Melanie (Sami) and Jen (van Beek) are entrepreneurs who run a business that helps you break up with your significant other. When coming up with the idea, Van Beek wanted to take an event that is typically sad and make it funny by outsourcing it. A montage of these various missions proves that, yes, in fact it can be very humorous, so long as you’re not the one getting dumped. But Mel and Jen have problems of their own. In the film’s best scene, Jen’s wealthy parents encourage her to have a child before it’s too late, recommending in-vitro fertilization with her own brother’s sperm. “Ew no, that’s incest,” she declares, when her mother responds, “not if we put it in Mel.” Depicting Jen and Mel as a couple is a recurring joke in the film, and they’re relationship is tested when a young rugby player (James Rollston) and new client takes a liking to ‘Melon’—his cute nickname for Melanie.

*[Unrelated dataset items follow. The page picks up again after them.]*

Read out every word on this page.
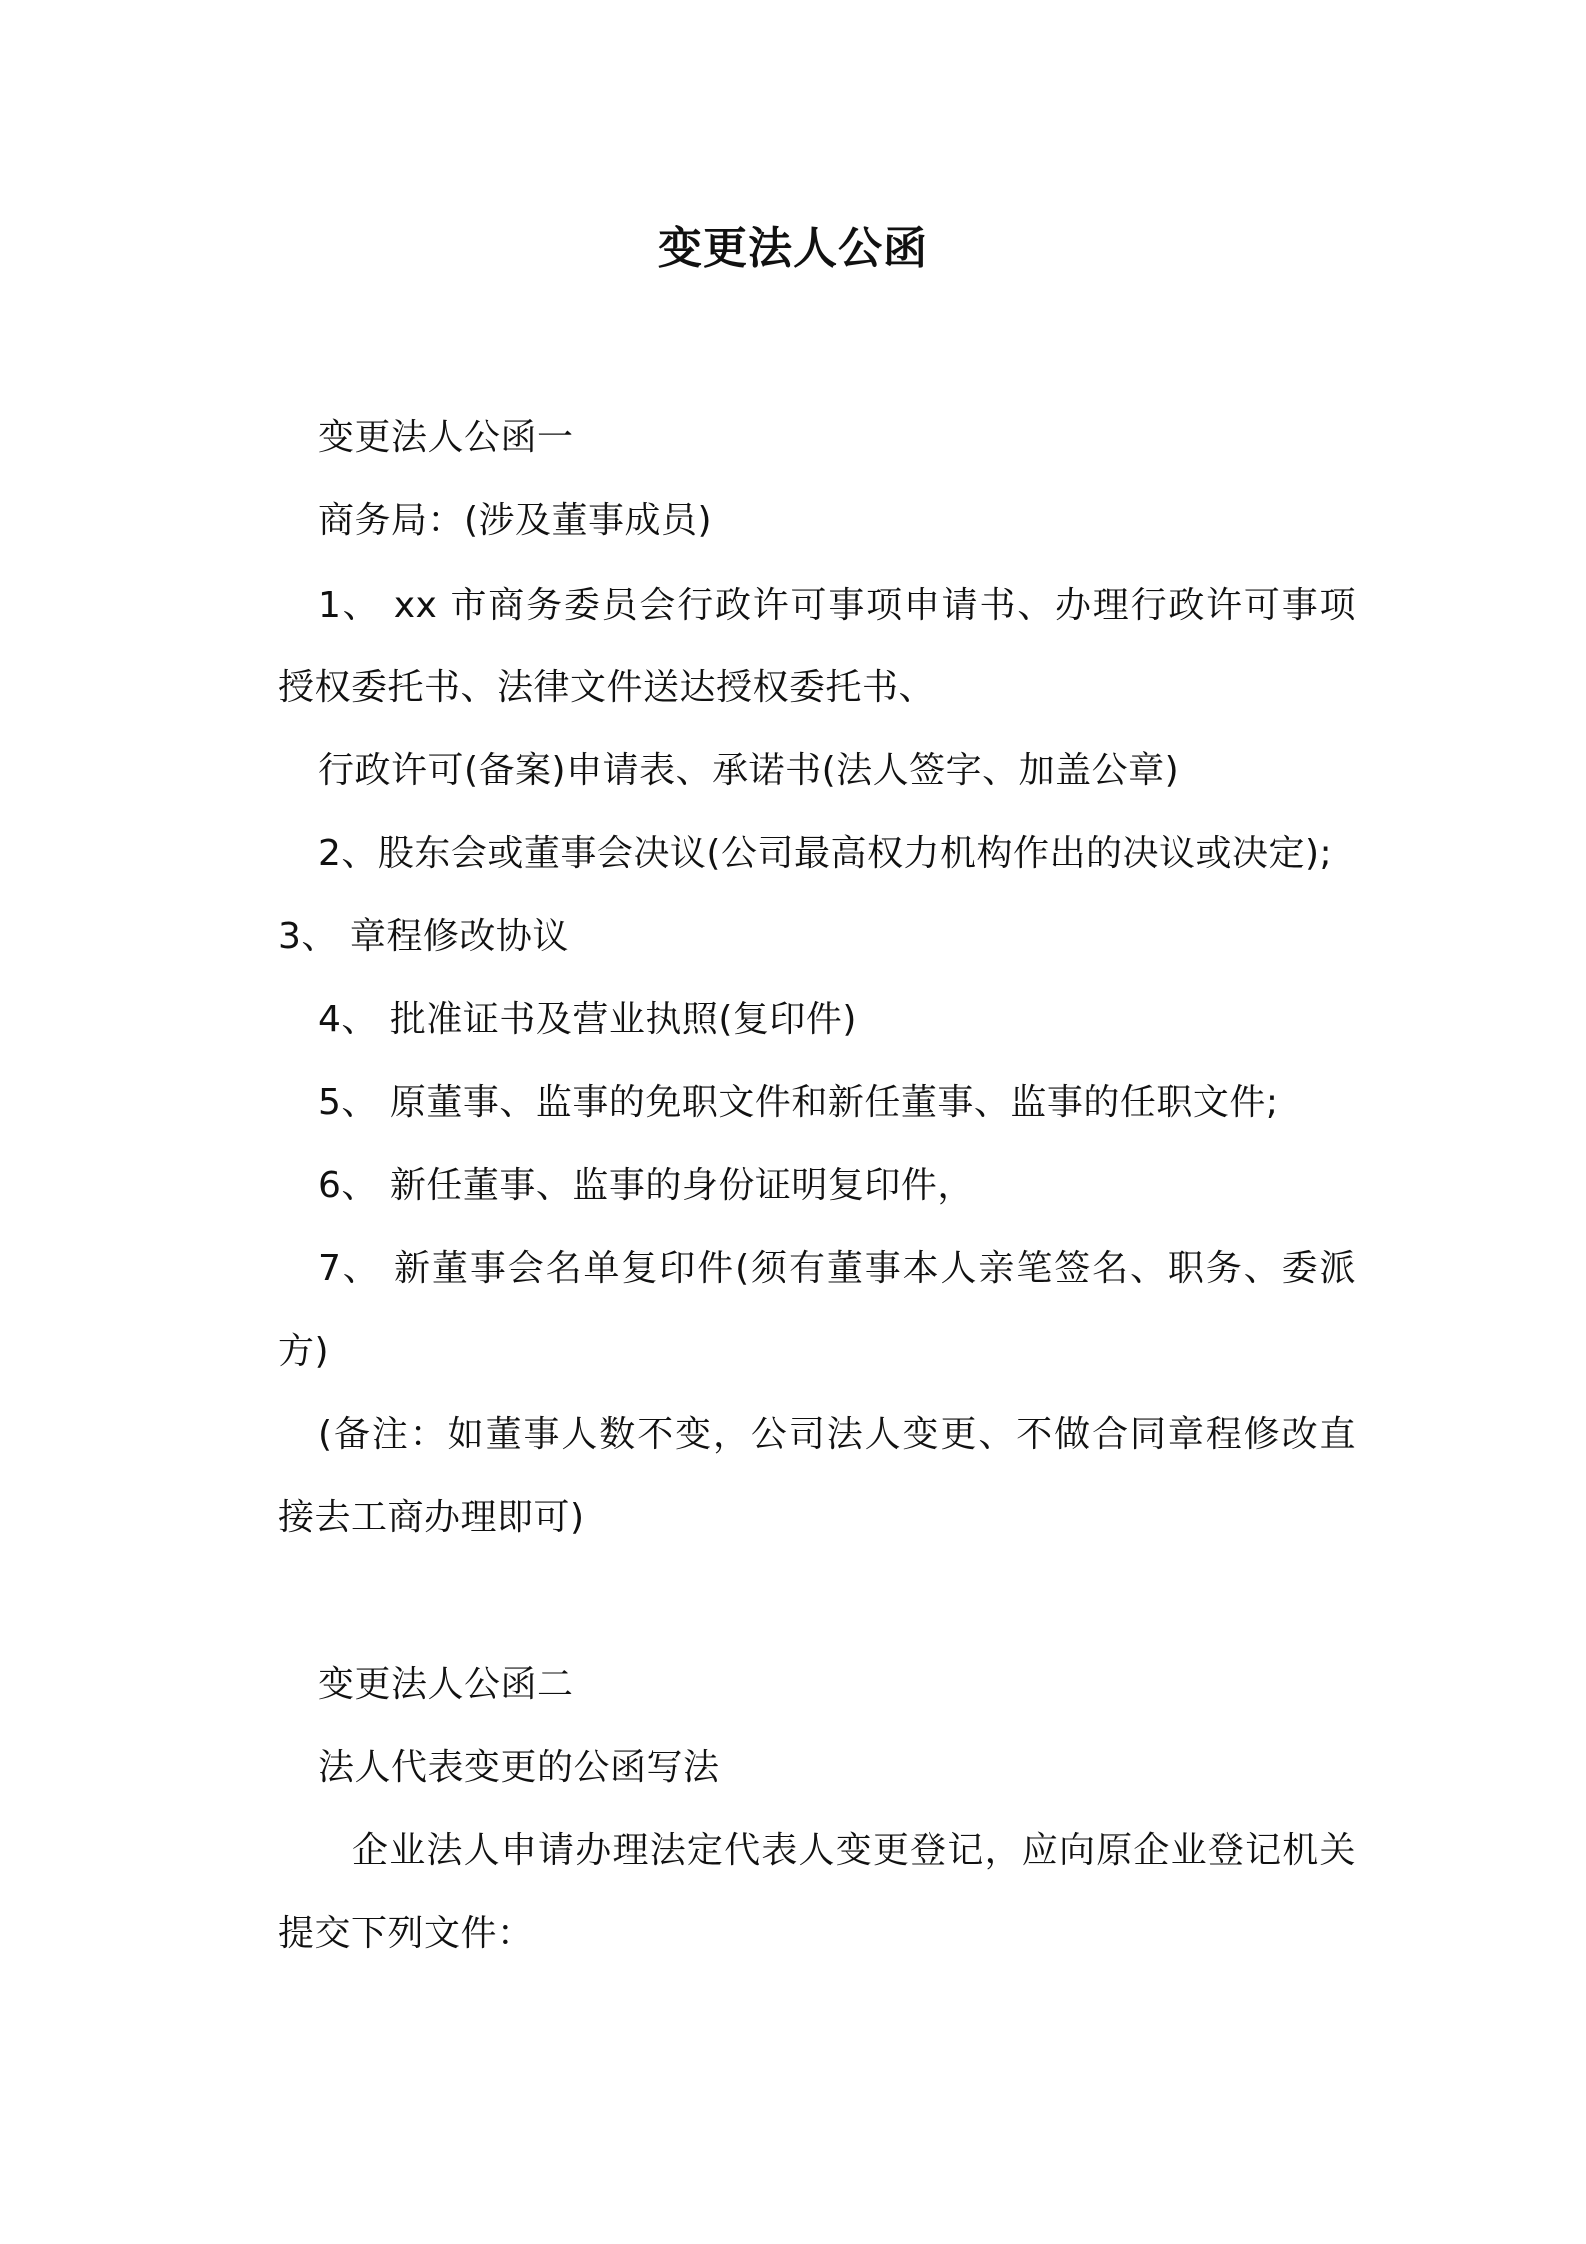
变更法人公函
变更法人公函一
商务局：(涉及董事成员)
1、 xx 市商务委员会行政许可事项申请书、办理行政许可事项
授权委托书、法律文件送达授权委托书、
行政许可(备案)申请表、承诺书(法人签字、加盖公章)
2、股东会或董事会决议(公司最高权力机构作出的决议或决定);
3、 章程修改协议
4、 批准证书及营业执照(复印件)
5、 原董事、监事的免职文件和新任董事、监事的任职文件;
6、 新任董事、监事的身份证明复印件，
7、 新董事会名单复印件(须有董事本人亲笔签名、职务、委派
方)
(备注：如董事人数不变，公司法人变更、不做合同章程修改直
接去工商办理即可)
变更法人公函二
法人代表变更的公函写法
企业法人申请办理法定代表人变更登记，应向原企业登记机关
提交下列文件：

There’s a fun sequence where Jen imagines herself in a corny Karaoke video. The filmmakers expertly utilize this daydream to reveal crucial backstory. Various supporting characters are given time to shine, such as a depressed woman on the wrong end of a breakup, and a shy intern who has trouble remembering her lines. These stuttering side characters add color to the New Zealand backdrop. One of the film’s strengths is the large pool of local collaborators that Sami and van Beek pull from, including producer Taika Waititi.
As expected there is a fight, followed by a declaration of love surrounded by a room of onlookers in a finale dance sequence that had the audience roaring. The cast’s energy is infectious, more comparable to Tiffany Haddish than Jermaine Clement (who makes a small cameo). But it’s also a more sensitive movie than most of the women-led comedies these days, perhaps because it focuses on their relationship rather than on one crazy bachelorette weekend. Sami and van Beek retain the specificity of New Zealand, but the film’s universality should resonate across the globe.
Reviewed on March 12th at the 2018 SXSW Film Festival – Narrative Spotlight. 81 Mins.